En revanche, pourquoi n’avoir accordé cette subvention qu’au seul circuit des semences
industrielles dites certifiées ? Elles représentent moins de la moitié (40 % environ) des
volumes de semences mis en terre chaque année dans cette région.
En Ile de France, 60 % des semences utilisées sont autoproduites par les agriculteurs depuis
des décennies. L’agriculteur conserve alors une partie de la récolte précédente qu’il fait
calibrer, nettoyer, traiter et ensacher souvent par un « trieur de semences professionnel »
puis il la « ressème » comme il « sème » une semence du commerce.
Préparés avec le savoir-faire adéquat, les grains de la récolte 2016 sont tout à fait en
capacité de produire une semence de qualité. Les grains de la récolte sont certes plus petits
mais ils conservent toute leur capacité germinative. Il suffit de bien les trier. Ce que les
professionnels de la semence de ferme savent faire, comme les stations des semenciers.
Vous devez savoir qu’en cette année où les semences vont manquer, les semenciers
utiliseront aussi des grains de ferme issus de la récolte 2016 (ils en ont obtenu la dérogation
du Ministre M. Le Foll) pour se fournir en semence certifiée (dite R2) équivalente à de la
semence de ferme.
L’avantage de la semence de ferme, très répandue en zone de grandes cultures, est le gain
économique, puisqu’une semence de ferme coûte 30 à 40 % moins cher qu’une semence
certifiée, avec un rendement équivalent à la récolte. Cette pratique est répandue parce
qu’elle permet aussi de baisser de moitié le recours aux traitements phytosanitaires
enrobant les semences par une juste adaptation des doses selon la particularité de chaque
exploitation. En semences certifiées, l’utilisation de produits phytosanitaires est globalisée et
systématisée et non traitée sur mesure au cas par cas.
La semence de ferme permet aussi le mélange de variétés, favorable à la biodiversité,
stabilisateur de rendements avec une mutualisation du risque par le fait de mélanger
différents potentiels génétiques.
Les trieurs de semences mobiles que nous sommes, intervenons en Ile de France pour
préparer ces semences avec nos « camions usines mobiles » (mini stations de semences
embarquées).
Pourquoi cette pratique ne pourrait-elle pas être soutenue ? Pourquoi ne pourrait-elle pas
aussi bénéficier de votre soutien ?
Ce serait une mesure de sobriété que de soutenir la semence de ferme et beaucoup moins
couteuse pour les deniers publics. Pourquoi ne favoriser que le seul modèle de l’industrie ?

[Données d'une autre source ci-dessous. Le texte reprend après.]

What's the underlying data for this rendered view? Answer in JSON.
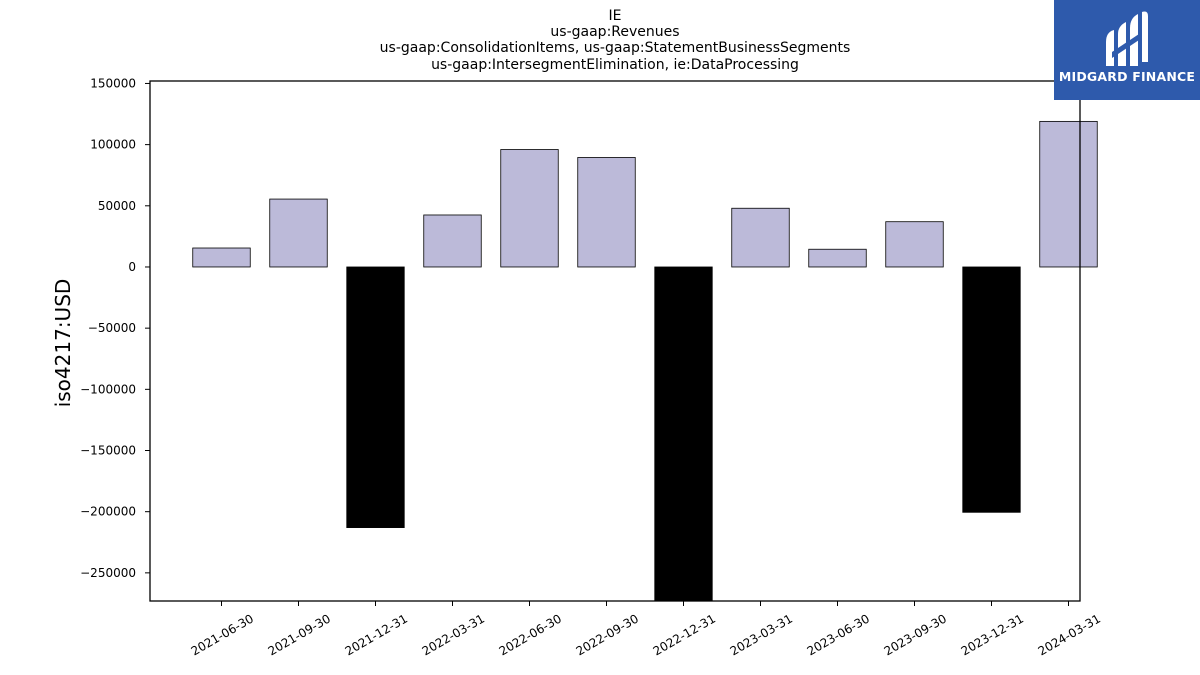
{
  "title_lines": [
    "IE",
    "us-gaap:Revenues",
    "us-gaap:ConsolidationItems, us-gaap:StatementBusinessSegments",
    "us-gaap:IntersegmentElimination, ie:DataProcessing"
  ],
  "logo": {
    "text": "MIDGARD FINANCE",
    "color": "#2e5aac"
  },
  "chart_data": {
    "type": "bar",
    "title": "IE\nus-gaap:Revenues\nus-gaap:ConsolidationItems, us-gaap:StatementBusinessSegments\nus-gaap:IntersegmentElimination, ie:DataProcessing",
    "xlabel": "",
    "ylabel": "iso4217:USD",
    "categories": [
      "2021-06-30",
      "2021-09-30",
      "2021-12-31",
      "2022-03-31",
      "2022-06-30",
      "2022-09-30",
      "2022-12-31",
      "2023-03-31",
      "2023-06-30",
      "2023-09-30",
      "2023-12-31",
      "2024-03-31"
    ],
    "values": [
      15500,
      55500,
      -213000,
      42500,
      96000,
      89500,
      -290000,
      48000,
      14500,
      37000,
      -200500,
      119000
    ],
    "ylim": [
      -273000,
      152000
    ],
    "yticks": [
      150000,
      100000,
      50000,
      0,
      -50000,
      -100000,
      -150000,
      -200000,
      -250000
    ],
    "colors": {
      "positive": "#bcbad9",
      "negative": "#000000",
      "edge": "#000000"
    },
    "grid": false,
    "legend": "none"
  }
}
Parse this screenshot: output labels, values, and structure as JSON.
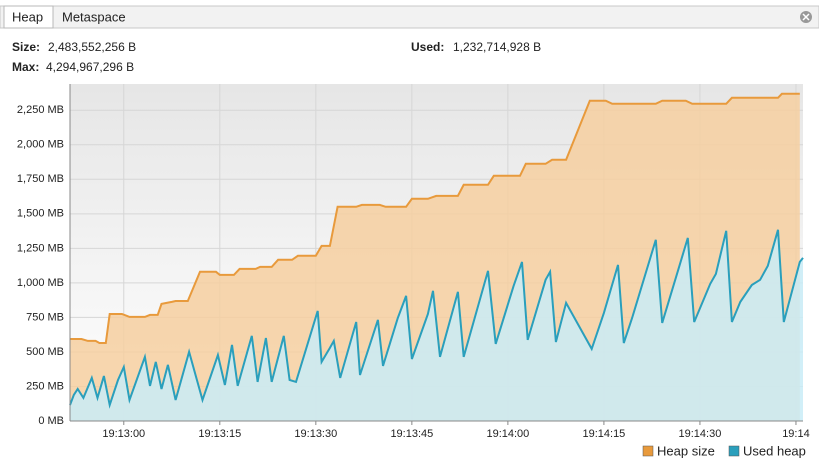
{
  "tabs": [
    "Heap",
    "Metaspace"
  ],
  "stats": [
    {
      "label": "Size:",
      "value": "2,483,552,256 B"
    },
    {
      "label": "Max:",
      "value": "4,294,967,296 B"
    },
    {
      "label": "Used:",
      "value": "1,232,714,928 B"
    }
  ],
  "chart_data": {
    "type": "area",
    "xlim": [
      -8.4,
      106.1
    ],
    "ylim": [
      0,
      2440
    ],
    "xticks": [
      {
        "value": 0,
        "label": "19:13:00"
      },
      {
        "value": 15,
        "label": "19:13:15"
      },
      {
        "value": 30,
        "label": "19:13:30"
      },
      {
        "value": 45,
        "label": "19:13:45"
      },
      {
        "value": 60,
        "label": "19:14:00"
      },
      {
        "value": 75,
        "label": "19:14:15"
      },
      {
        "value": 90,
        "label": "19:14:30"
      },
      {
        "value": 105,
        "label": "19:14"
      }
    ],
    "yticks": [
      {
        "value": 0,
        "label": "0 MB"
      },
      {
        "value": 250,
        "label": "250 MB"
      },
      {
        "value": 500,
        "label": "500 MB"
      },
      {
        "value": 750,
        "label": "750 MB"
      },
      {
        "value": 1000,
        "label": "1,000 MB"
      },
      {
        "value": 1250,
        "label": "1,250 MB"
      },
      {
        "value": 1500,
        "label": "1,500 MB"
      },
      {
        "value": 1750,
        "label": "1,750 MB"
      },
      {
        "value": 2000,
        "label": "2,000 MB"
      },
      {
        "value": 2250,
        "label": "2,250 MB"
      }
    ],
    "grid": true,
    "series": [
      {
        "name": "Heap size",
        "color": "#e89a3c",
        "fill": "#f6cfa0",
        "x": [
          -8.4,
          -6.6,
          -5.6,
          -4.4,
          -3.8,
          -2.8,
          -2.2,
          -0.3,
          0.9,
          3.3,
          4.1,
          5.3,
          5.9,
          7.5,
          8.1,
          10.0,
          11.9,
          14.4,
          15.0,
          17.2,
          18.1,
          20.6,
          21.3,
          23.1,
          24.1,
          26.3,
          27.2,
          30.0,
          30.9,
          32.2,
          33.4,
          36.3,
          37.2,
          40.0,
          40.9,
          44.1,
          45.0,
          47.5,
          48.8,
          52.2,
          53.1,
          56.9,
          57.8,
          61.9,
          62.8,
          65.9,
          66.9,
          69.1,
          72.8,
          75.3,
          76.3,
          83.1,
          84.1,
          87.8,
          88.8,
          94.1,
          95.0,
          102.2,
          102.8,
          105.6
        ],
        "values": [
          594,
          594,
          580,
          580,
          565,
          565,
          775,
          775,
          754,
          754,
          768,
          768,
          848,
          862,
          869,
          869,
          1080,
          1080,
          1058,
          1058,
          1101,
          1101,
          1116,
          1116,
          1167,
          1167,
          1196,
          1196,
          1268,
          1268,
          1551,
          1551,
          1565,
          1565,
          1551,
          1551,
          1609,
          1609,
          1630,
          1630,
          1710,
          1710,
          1775,
          1775,
          1862,
          1862,
          1891,
          1891,
          2319,
          2319,
          2297,
          2297,
          2319,
          2319,
          2297,
          2297,
          2340,
          2340,
          2369,
          2369
        ]
      },
      {
        "name": "Used heap",
        "color": "#2a9fbc",
        "fill": "#c9ecf7",
        "x": [
          -8.4,
          -7.8,
          -7.2,
          -6.3,
          -5.0,
          -4.1,
          -3.1,
          -2.2,
          -0.9,
          0,
          0.9,
          3.3,
          4.1,
          5.0,
          5.9,
          6.9,
          8.1,
          10.2,
          12.3,
          14.7,
          15.8,
          16.9,
          17.8,
          20.0,
          20.9,
          22.2,
          23.1,
          25.0,
          25.9,
          26.9,
          30.3,
          30.9,
          32.2,
          32.8,
          33.8,
          36.3,
          36.9,
          39.7,
          40.5,
          42.8,
          44.1,
          45.0,
          47.5,
          48.3,
          49.4,
          52.2,
          53.1,
          56.9,
          58.1,
          60.9,
          62.2,
          63.1,
          65.9,
          66.6,
          67.5,
          69.1,
          73.1,
          75.0,
          77.2,
          78.1,
          79.4,
          83.1,
          84.1,
          86.6,
          88.1,
          89.1,
          91.6,
          92.5,
          94.1,
          95.0,
          96.3,
          98.1,
          99.4,
          100.6,
          102.2,
          103.1,
          105.6,
          106.1
        ],
        "values": [
          116,
          188,
          232,
          167,
          312,
          167,
          326,
          116,
          297,
          391,
          152,
          464,
          254,
          428,
          232,
          406,
          152,
          500,
          152,
          478,
          261,
          551,
          254,
          616,
          283,
          601,
          283,
          616,
          297,
          283,
          797,
          428,
          529,
          580,
          312,
          717,
          333,
          732,
          399,
          746,
          906,
          449,
          775,
          942,
          464,
          935,
          464,
          1087,
          558,
          978,
          1152,
          587,
          1022,
          1080,
          572,
          855,
          522,
          783,
          1130,
          565,
          746,
          1312,
          710,
          1094,
          1326,
          717,
          993,
          1065,
          1377,
          717,
          862,
          985,
          1022,
          1123,
          1384,
          717,
          1152,
          1181
        ]
      }
    ]
  }
}
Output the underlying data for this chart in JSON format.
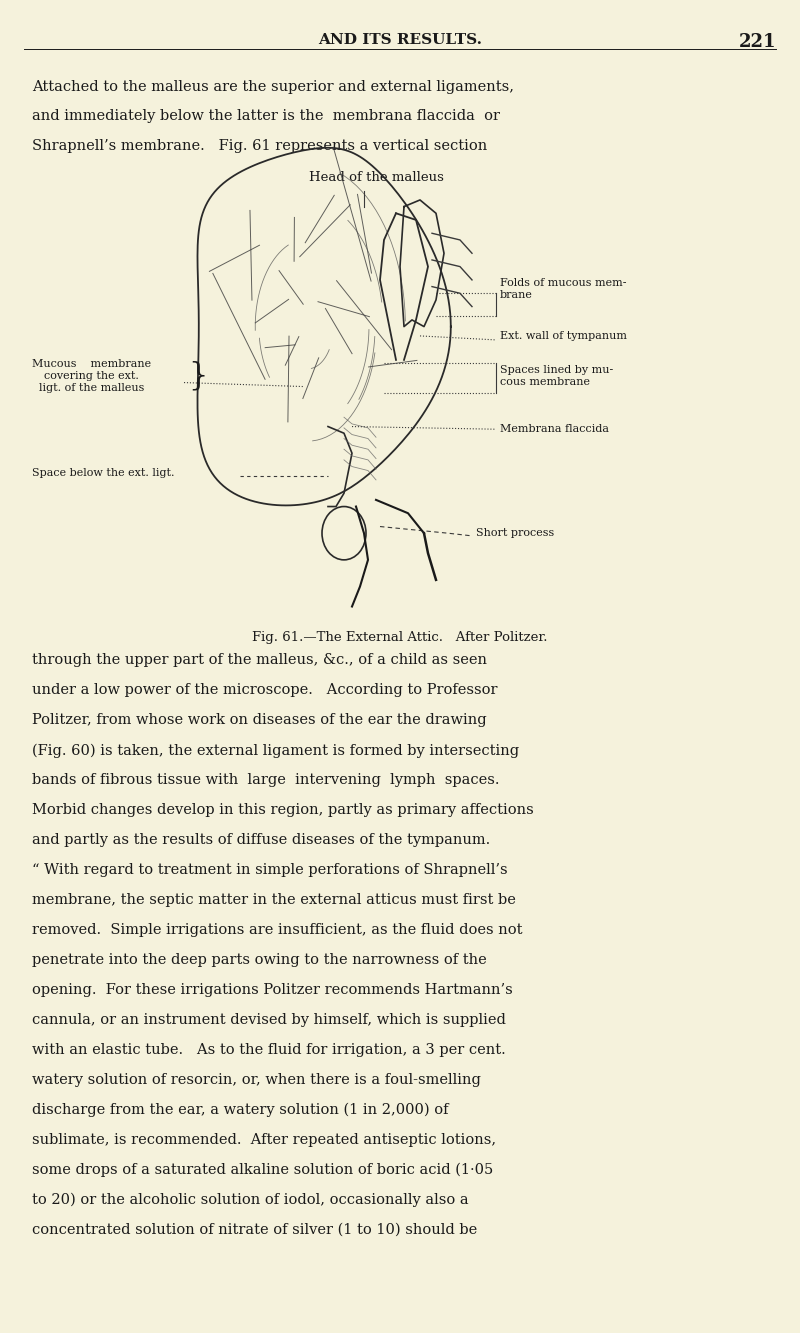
{
  "bg_color": "#f5f2dc",
  "page_width": 8.0,
  "page_height": 13.33,
  "dpi": 100,
  "header_text": "AND ITS RESULTS.",
  "header_page_num": "221",
  "fig_label_head": "Head of the malleus",
  "fig_label_folds": "Folds of mucous mem-\nbrane",
  "fig_label_ext_wall": "Ext. wall of tympanum",
  "fig_label_spaces": "Spaces lined by mu-\ncous membrane",
  "fig_label_membrana": "Membrana flaccida",
  "fig_label_mucous": "Mucous    membrane\ncovering the ext.\nligt. of the malleus",
  "fig_label_space_below": "Space below the ext. ligt.",
  "fig_label_short": "Short process",
  "text_color": "#1a1a1a"
}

Dans un monde ouvert, notre modèle est collaboratif, adapté à chaque besoin, autonome et
économe.
La semence de ferme finance chaque année la recherche en versant 11 millions € de
royalties aux semenciers pour soutenir l’innovation variétale.
Notre syndicat des trieurs de semences a participé aux discussions sur la loi sur l’obtention
végétale en 2011. Les professionnels de la semence de ferme participent avec le STAFF
(syndicat des Trieurs à Façon de France) aux discussions de la filière semences en France et
en Europe avec l’European Mobile Seed Association (EMSA).
Je vous remercie d’accorder aux agriculteurs la liberté de choix de leur modèle de
production et de soutenir justement et équitablement l’ensemble des modèles qui
permettront à l’agriculture francilienne de passer ce cap difficile avec une juste utilisation
raisonnée des deniers publics. Vous êtes cordialement invitée à visiter une de nos
installations en cours de production de semences sur une ferme d’Ile de France.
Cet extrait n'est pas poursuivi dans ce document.